Van Horn was selected as a CoSIDA (GTE) Academic All-American in basketball two years running (1981-1982). In 2005 he was inducted into the Athletic Hall of Fame at Elon University.

Elon College honored Van Horn with their Distinguished Alumni award on May 2, 2022. Those honored have established "careers of excellence in their fields with a commitment to Elon’s values of integrity, honesty, service and leadership."

In October 2022 Georgia Governor Brian Kemp appointed Van Horn to the board of the Georgia Nonpublic Postsecondary Education Commission. Eleven members sit on the board, each of whom is appointed by the Governor and confirmed by the Georgia Senate. Each member may serve up to (two) three-year terms. At the end of the November 18, 2024 board meeting of the commission, Chairman Van Horn notified the board that he was retiring from YHC at the end of 2024 and would also resign from the commission.

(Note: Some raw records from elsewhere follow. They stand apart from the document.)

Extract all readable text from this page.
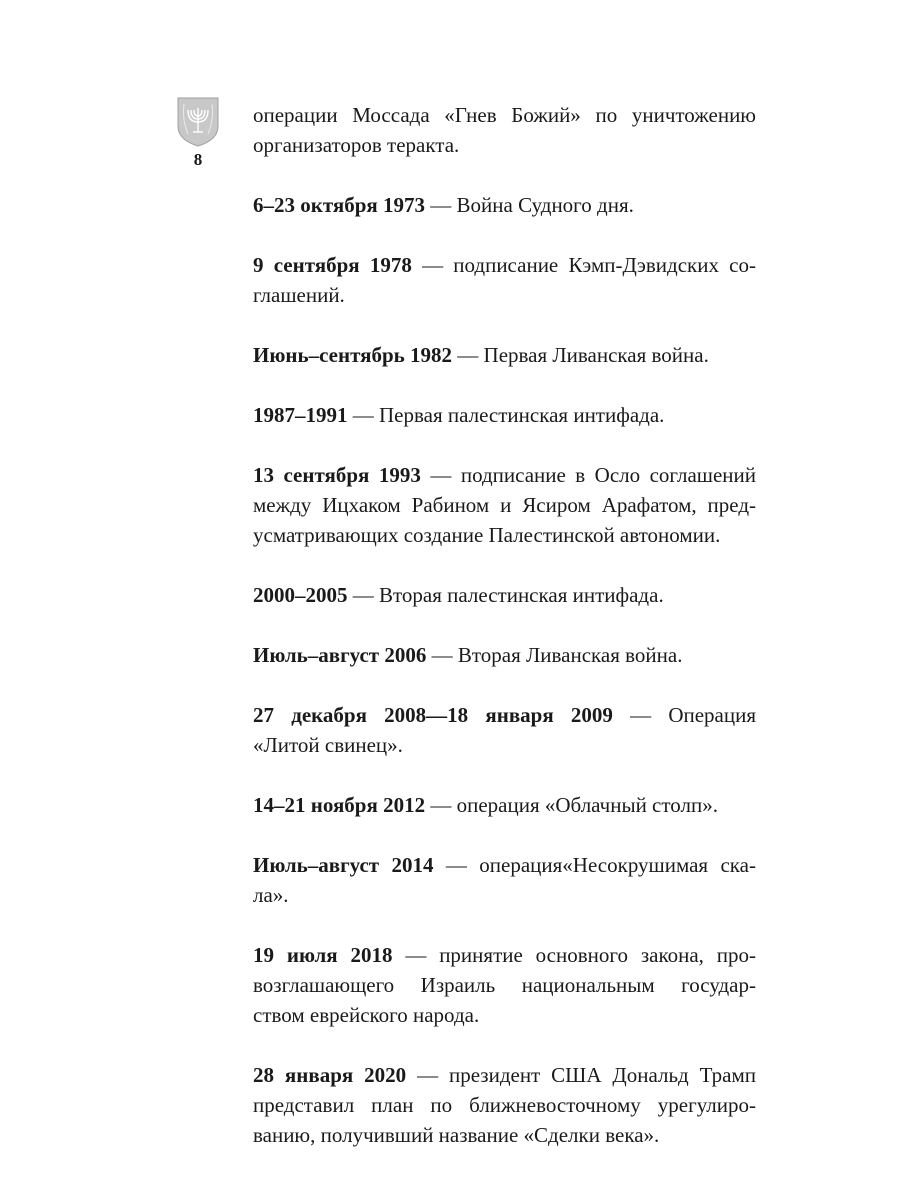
8

операции Моссада «Гнев Божий» по уничтожению
организаторов теракта.

6–23 октября 1973 — Война Судного дня.

9 сентября 1978 — подписание Кэмп-Дэвидских со-
глашений.

Июнь–сентябрь 1982 — Первая Ливанская война.

1987–1991 — Первая палестинская интифада.

13 сентября 1993 — подписание в Осло соглашений
между Ицхаком Рабином и Ясиром Арафатом, пред-
усматривающих создание Палестинской автономии.

2000–2005 — Вторая палестинская интифада.

Июль–август 2006 — Вторая Ливанская война.

27 декабря 2008—18 января 2009 — Операция
«Литой свинец».

14–21 ноября 2012 — операция «Облачный столп».

Июль–август 2014 — операция«Несокрушимая ска-
ла».

19 июля 2018 — принятие основного закона, про-
возглашающего Израиль национальным государ-
ством еврейского народа.

28 января 2020 — президент США Дональд Трамп
представил план по ближневосточному урегулиро-
ванию, получивший название «Сделки века».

Prior to his departure, Van Horn was awarded the Young Harris Medallion for seven years of "extraordinary" service to the college. The medallion is the highest honor the college bestows upon an alumnus, alumna, or friend.

==Civic Involvement==
Van Horn has also worked with service organizations in the communities where he lived, helping them form fundraising plans and strategic goals. He was selected as a Thrivent Leadership Program Fellow.

Throughout his career, Van Horn has been active in civic leadership. He is a member of Rotary International and has worked with numerous county and regional organizations wherever he resided.

==Personal==
Van Horn is married to his wife, Camille. They have two adult children, Julia and Jackson.